This is the PyTorch implementation of the following paper accepted by ICASSP 2023 in Rhodes Island, Greek:
Title: Choice Fusion as Knowledge for Zero-Shot Dialogue State Tracking
Authors: Ruolin Su, Jingfeng Yang, Ting-Wei Wu, Biing-Hwang Juang.
conda creat -n py38 python=3.8
conda activate py38
pip install -r requirements.txt
Download RACE dataset and put it under qa_data folder. Download other QA datasets:
./download_data.sh
Combine and pre-process the QA datasets:
python create_qa_data.py
python create_data_mwoz.py
- Train our model with appreciated-choice selection:
./run_qa_pretrain_t5.sh pretrain
- Train our model with choice fusion mechanism including appreciated-choice selection and context-knowledge fusion:
./run_qa_pretrain_t5.sh pretrain_fusion
--percentage
The percentage of combined QA data for training.
--max_seq_length
The max length of the input tokens.
--num_train_epochs
The num of training epochs.
--overwrite_cache
Whether or not use the cached training dataset.
The number of CUDA_VISIBLE_DEVICES
, --per_device_train_batch_size
and --gradient_accumulation_steps
Multiply to get the total batch size.
--neg_num --neg_context_ratio
Negative sampling rate to encourage generating none values proactively. link
run_qa_pretrain_t5.sh: (1) pretrain. --percentage --evaluation_strategy --eval_steps --save_strategy --save_steps (2) predict.

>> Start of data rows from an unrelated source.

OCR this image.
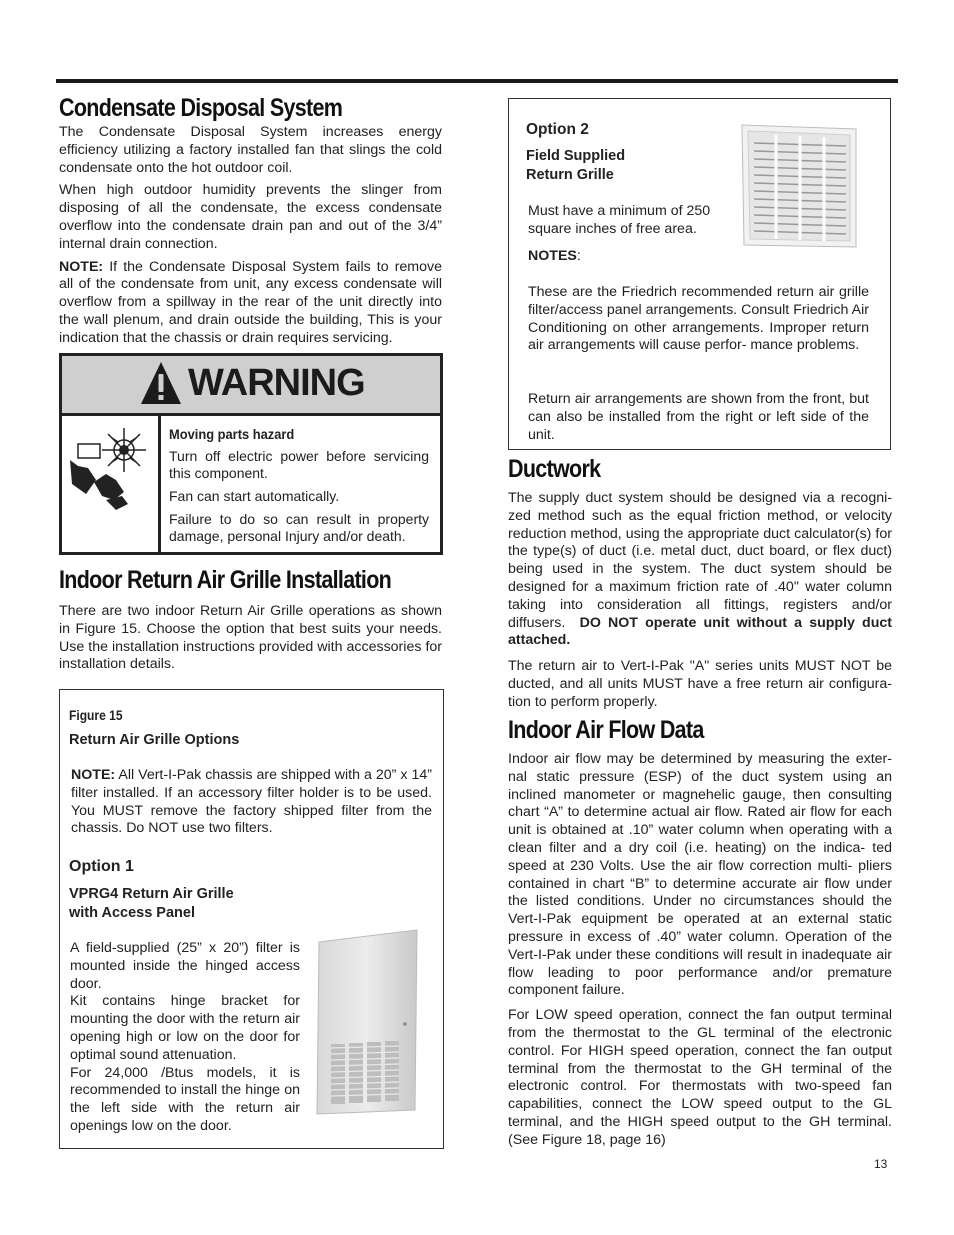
Condensate Disposal System

The Condensate Disposal System increases energy efficiency utilizing a factory installed fan that slings the cold condensate onto the hot outdoor coil.

When high outdoor humidity prevents the slinger from disposing of all the condensate, the excess condensate overflow into the condensate drain pan and out of the 3/4” internal drain connection.

NOTE: If the Condensate Disposal System fails to remove all of the condensate from unit, any excess condensate will overflow from a spillway in the rear of the unit directly into the wall plenum, and drain outside the building, This is your indication that the chassis or drain requires servicing.

WARNING
Moving parts hazard

Turn off electric power before servicing this component.

Fan can start automatically.

Failure to do so can result in property damage, personal Injury and/or death.

Indoor Return Air Grille Installation

There are two indoor Return Air Grille operations as shown in Figure 15. Choose the option that best suits your needs. Use the installation instructions provided with accessories for installation details.

Figure 15
Return Air Grille Options

NOTE: All Vert-I-Pak chassis are shipped with a 20” x 14” filter installed. If an accessory filter holder is to be used. You MUST remove the factory shipped filter from the chassis. Do NOT use two filters.

Option 1
VPRG4 Return Air Grille
with Access Panel

A field-supplied (25” x 20”) filter is mounted inside the hinged access door.

Kit contains hinge bracket for mounting the door with the return air opening high or low on the door for optimal sound attenuation.

For 24,000 /Btus models, it is recommended to install the hinge on the left side with the return air openings low on the door.

Option 2
Field Supplied
Return Grille

Must have a minimum of 250 square inches of free area.

NOTES:

These are the Friedrich recommended return air grille filter/access panel arrangements. Consult Friedrich Air Conditioning on other arrangements. Improper return air arrangements will cause perfor- mance problems.

Return air arrangements are shown from the front, but can also be installed from the right or left side of the unit.

Ductwork

The supply duct system should be designed via a recogni- zed method such as the equal friction method, or velocity reduction method, using the appropriate duct calculator(s) for the type(s) of duct (i.e. metal duct, duct board, or flex duct) being used in the system. The duct system should be designed for a maximum friction rate of .40" water column taking into consideration all fittings, registers and/or diffusers. DO NOT operate unit without a supply duct attached.

The return air to Vert-I-Pak "A" series units MUST NOT be ducted, and all units MUST have a free return air configura- tion to perform properly.

Indoor Air Flow Data

Indoor air flow may be determined by measuring the exter- nal static pressure (ESP) of the duct system using an inclined manometer or magnehelic gauge, then consulting chart “A” to determine actual air flow. Rated air flow for each unit is obtained at .10” water column when operating with a clean filter and a dry coil (i.e. heating) on the indica- ted speed at 230 Volts. Use the air flow correction multi- pliers contained in chart “B” to determine accurate air flow under the listed conditions. Under no circumstances should the Vert-I-Pak equipment be operated at an external static pressure in excess of .40” water column. Operation of the Vert-I-Pak under these conditions will result in inadequate air flow leading to poor performance and/or premature component failure.

For LOW speed operation, connect the fan output terminal from the thermostat to the GL terminal of the electronic control. For HIGH speed operation, connect the fan output terminal from the thermostat to the GH terminal of the electronic control. For thermostats with two-speed fan capabilities, connect the LOW speed output to the GL terminal, and the HIGH speed output to the GH terminal. (See Figure 18, page 16)

13
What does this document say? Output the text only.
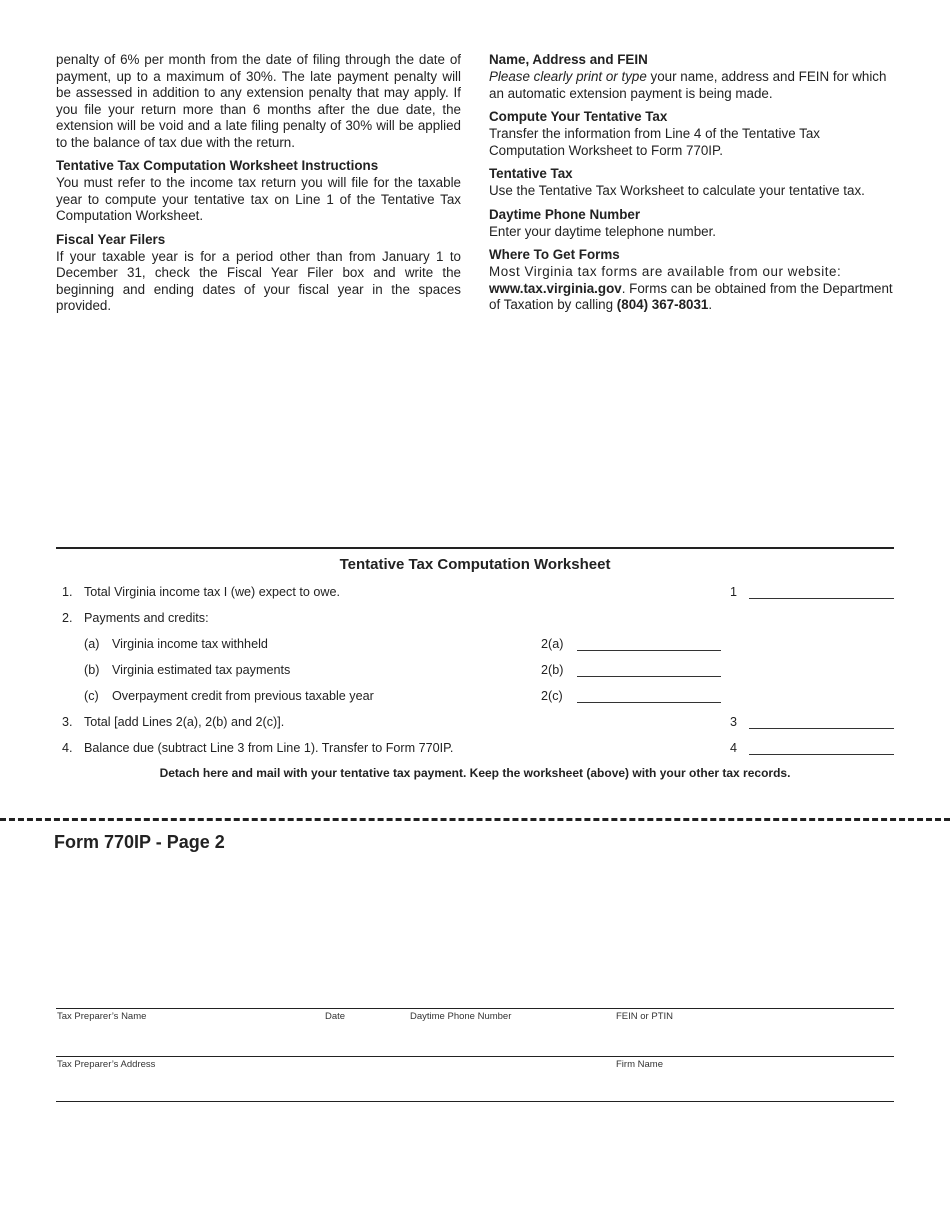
penalty of 6% per month from the date of filing through the date of payment, up to a maximum of 30%. The late payment penalty will be assessed in addition to any extension penalty that may apply. If you file your return more than 6 months after the due date, the extension will be void and a late filing penalty of 30% will be applied to the balance of tax due with the return.

Tentative Tax Computation Worksheet Instructions

You must refer to the income tax return you will file for the taxable year to compute your tentative tax on Line 1 of the Tentative Tax Computation Worksheet.

Fiscal Year Filers

If your taxable year is for a period other than from January 1 to December 31, check the Fiscal Year Filer box and write the beginning and ending dates of your fiscal year in the spaces provided.

Name, Address and FEIN

Please clearly print or type your name, address and FEIN for which an automatic extension payment is being made.

Compute Your Tentative Tax

Transfer the information from Line 4 of the Tentative Tax Computation Worksheet to Form 770IP.

Tentative Tax

Use the Tentative Tax Worksheet to calculate your tentative tax.

Daytime Phone Number

Enter your daytime telephone number.

Where To Get Forms

Most Virginia tax forms are available from our website: www.tax.virginia.gov. Forms can be obtained from the Department of Taxation by calling (804) 367-8031.

Tentative Tax Computation Worksheet
1. Total Virginia income tax I (we) expect to owe.	1
2. Payments and credits:
(a) Virginia income tax withheld	2(a)
(b) Virginia estimated tax payments	2(b)
(c) Overpayment credit from previous taxable year	2(c)
3. Total [add Lines 2(a), 2(b) and 2(c)].	3
4. Balance due (subtract Line 3 from Line 1). Transfer to Form 770IP.	4
Detach here and mail with your tentative tax payment. Keep the worksheet (above) with your other tax records.
Form 770IP - Page 2
Tax Preparer’s Name	Date	Daytime Phone Number	FEIN or PTIN
Tax Preparer’s Address	Firm Name
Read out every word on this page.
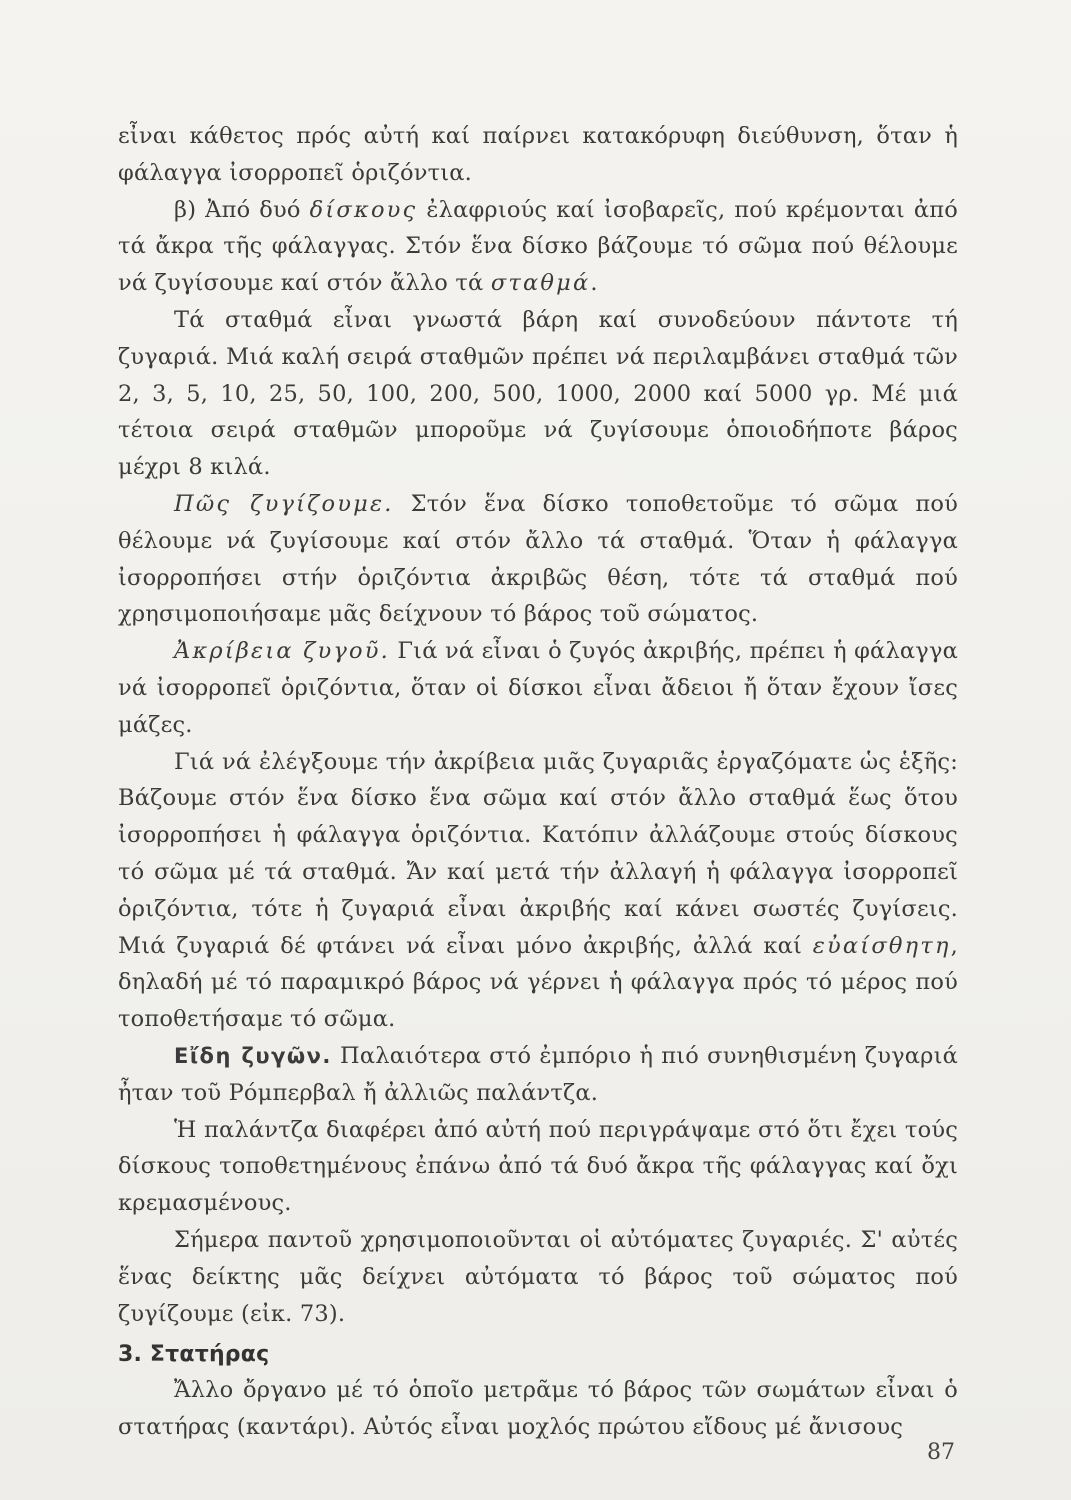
εἶναι κάθετος πρός αὐτή καί παίρνει κατακόρυφη διεύθυνση, ὅταν ἡ φάλαγγα ἰσορροπεῖ ὁριζόντια.

β) Ἀπό δυό δίσκους ἐλαφριούς καί ἰσοβαρεῖς, πού κρέμονται ἀπό τά ἄκρα τῆς φάλαγγας. Στόν ἕνα δίσκο βάζουμε τό σῶμα πού θέλουμε νά ζυγίσουμε καί στόν ἄλλο τά σταθμά.

Τά σταθμά εἶναι γνωστά βάρη καί συνοδεύουν πάντοτε τή ζυγαριά. Μιά καλή σειρά σταθμῶν πρέπει νά περιλαμβάνει σταθμά τῶν 2, 3, 5, 10, 25, 50, 100, 200, 500, 1000, 2000 καί 5000 γρ. Μέ μιά τέτοια σειρά σταθμῶν μποροῦμε νά ζυγίσουμε ὁποιοδήποτε βάρος μέχρι 8 κιλά.

Πῶς ζυγίζουμε. Στόν ἕνα δίσκο τοποθετοῦμε τό σῶμα πού θέλουμε νά ζυγίσουμε καί στόν ἄλλο τά σταθμά. Ὅταν ἡ φάλαγγα ἰσορροπήσει στήν ὁριζόντια ἀκριβῶς θέση, τότε τά σταθμά πού χρησιμοποιήσαμε μᾶς δείχνουν τό βάρος τοῦ σώματος.

Ἀκρίβεια ζυγοῦ. Γιά νά εἶναι ὁ ζυγός ἀκριβής, πρέπει ἡ φάλαγγα νά ἰσορροπεῖ ὁριζόντια, ὅταν οἱ δίσκοι εἶναι ἄδειοι ἤ ὅταν ἔχουν ἴσες μάζες.

Γιά νά ἐλέγξουμε τήν ἀκρίβεια μιᾶς ζυγαριᾶς ἐργαζόματε ὡς ἑξῆς: Βάζουμε στόν ἕνα δίσκο ἕνα σῶμα καί στόν ἄλλο σταθμά ἕως ὅτου ἰσορροπήσει ἡ φάλαγγα ὁριζόντια. Κατόπιν ἀλλάζουμε στούς δίσκους τό σῶμα μέ τά σταθμά. Ἄν καί μετά τήν ἀλλαγή ἡ φάλαγγα ἰσορροπεῖ ὁριζόντια, τότε ἡ ζυγαριά εἶναι ἀκριβής καί κάνει σωστές ζυγίσεις. Μιά ζυγαριά δέ φτάνει νά εἶναι μόνο ἀκριβής, ἀλλά καί εὐαίσθητη, δηλαδή μέ τό παραμικρό βάρος νά γέρνει ἡ φάλαγγα πρός τό μέρος πού τοποθετήσαμε τό σῶμα.

Εἴδη ζυγῶν. Παλαιότερα στό ἐμπόριο ἡ πιό συνηθισμένη ζυγαριά ἦταν τοῦ Ρόμπερβαλ ἤ ἀλλιῶς παλάντζα.

Ἡ παλάντζα διαφέρει ἀπό αὐτή πού περιγράψαμε στό ὅτι ἔχει τούς δίσκους τοποθετημένους ἐπάνω ἀπό τά δυό ἄκρα τῆς φάλαγγας καί ὄχι κρεμασμένους.

Σήμερα παντοῦ χρησιμοποιοῦνται οἱ αὐτόματες ζυγαριές. Σ' αὐτές ἕνας δείκτης μᾶς δείχνει αὐτόματα τό βάρος τοῦ σώματος πού ζυγίζουμε (εἰκ. 73).

3. Στατήρας

Ἄλλο ὄργανο μέ τό ὁποῖο μετρᾶμε τό βάρος τῶν σωμάτων εἶναι ὁ στατήρας (καντάρι). Αὐτός εἶναι μοχλός πρώτου εἴδους μέ ἄνισους

87
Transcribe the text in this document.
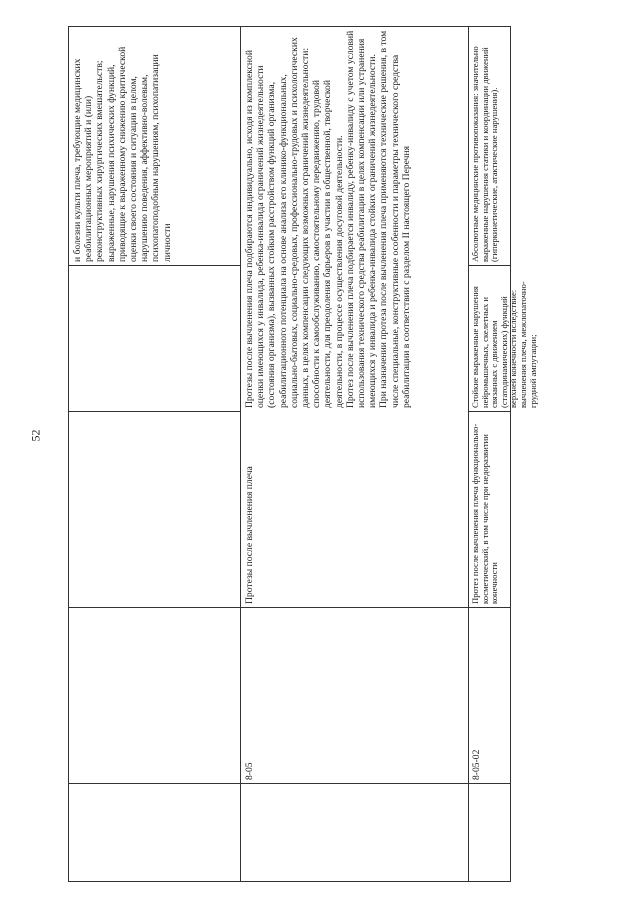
52

и болезни культи плеча, требующие медицинских реабилитационных мероприятий и (или) реконструктивных хирургических вмешательств; выраженные, нарушения психических функций, приводящие к выраженному снижению критической оценки своего состояния и ситуации в целом, нарушению поведения, аффективно-волевым, психопатоподобным нарушениям, психопатизации личности

8-05
Протезы после вычленения плеча

Протезы после вычленения плеча подбираются индивидуально, исходя из комплексной оценки имеющихся у инвалида, ребенка-инвалида ограничений жизнедеятельности (состояния организма), вызванных стойким расстройством функций организма, реабилитационного потенциала на основе анализа его клинико-функциональных, социально-бытовых, социально-средовых, профессионально-трудовых и психологических данных, в целях компенсации следующих возможных ограничений жизнедеятельности: способности к самообслуживанию, самостоятельному передвижению, трудовой деятельности, для преодоления барьеров в участии в общественной, творческой деятельности, в процессе осуществления досуговой деятельности. Протез после вычленения плеча подбирается инвалиду, ребенку-инвалиду с учетом условий использования технического средства реабилитации в целях компенсации или устранения имеющихся у инвалида и ребенка-инвалида стойких ограничений жизнедеятельности. При назначении протеза после вычленения плеча применяются технические решения, в том числе специальные, конструктивные особенности и параметры технического средства реабилитации в соответствии с разделом II настоящего Перечня

8-05-02
Протез после вычленения плеча функционально-косметический, в том числе при недоразвитии конечности
Стойкие выраженные нарушения нейромышечных, скелетных и связанных с движением (статодинамических) функций верхней конечности вследствие: вычленения плеча, межлопаточно-грудной ампутации;
Абсолютные медицинские противопоказания: значительно выраженные нарушения статики и координации движений (гиперкинетические, атактические нарушения).
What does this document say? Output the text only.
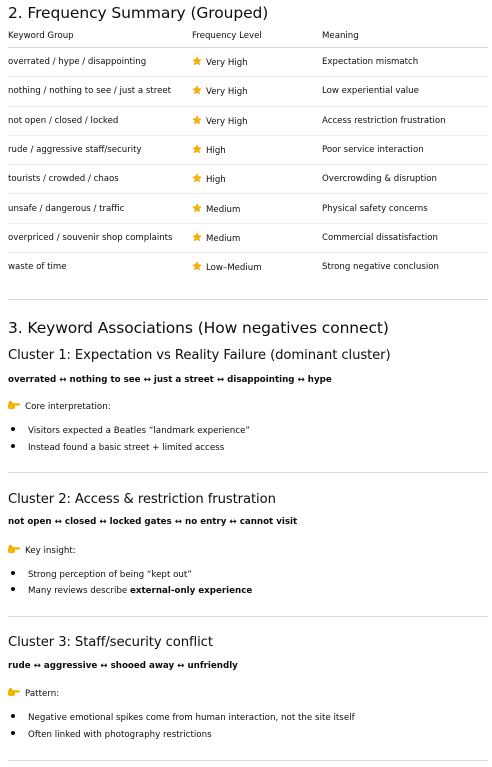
2. Frequency Summary (Grouped)
Keyword Group	Frequency Level	Meaning
overrated / hype / disappointing	Very High	Expectation mismatch
nothing / nothing to see / just a street	Very High	Low experiential value
not open / closed / locked	Very High	Access restriction frustration
rude / aggressive staff/security	High	Poor service interaction
tourists / crowded / chaos	High	Overcrowding & disruption
unsafe / dangerous / traffic	Medium	Physical safety concerns
overpriced / souvenir shop complaints	Medium	Commercial dissatisfaction
waste of time	Low–Medium	Strong negative conclusion
3. Keyword Associations (How negatives connect)
Cluster 1: Expectation vs Reality Failure (dominant cluster)
overrated ↔ nothing to see ↔ just a street ↔ disappointing ↔ hype
Core interpretation:
Visitors expected a Beatles “landmark experience”
Instead found a basic street + limited access
Cluster 2: Access & restriction frustration
not open ↔ closed ↔ locked gates ↔ no entry ↔ cannot visit
Key insight:
Strong perception of being “kept out”
Many reviews describe external-only experience
Cluster 3: Staff/security conflict
rude ↔ aggressive ↔ shooed away ↔ unfriendly
Pattern:
Negative emotional spikes come from human interaction, not the site itself
Often linked with photography restrictions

./run_qa_pretrain_t5.sh predict
--history_turn
Previous turns used as the dialogue context for test.
--per_device_eval_batch_size
The batch size for test.
--test_type
dst for evaluating on the test set of MultiWOZ, or qa for evaluating on the QA dev set.
--overwrite_cache
Whether or not use the cached DST test dataset.
To generate DST slot-values with the trained context-knowledge fusion model, run ./run_qa_pretrain_t5.sh predict_fusion
.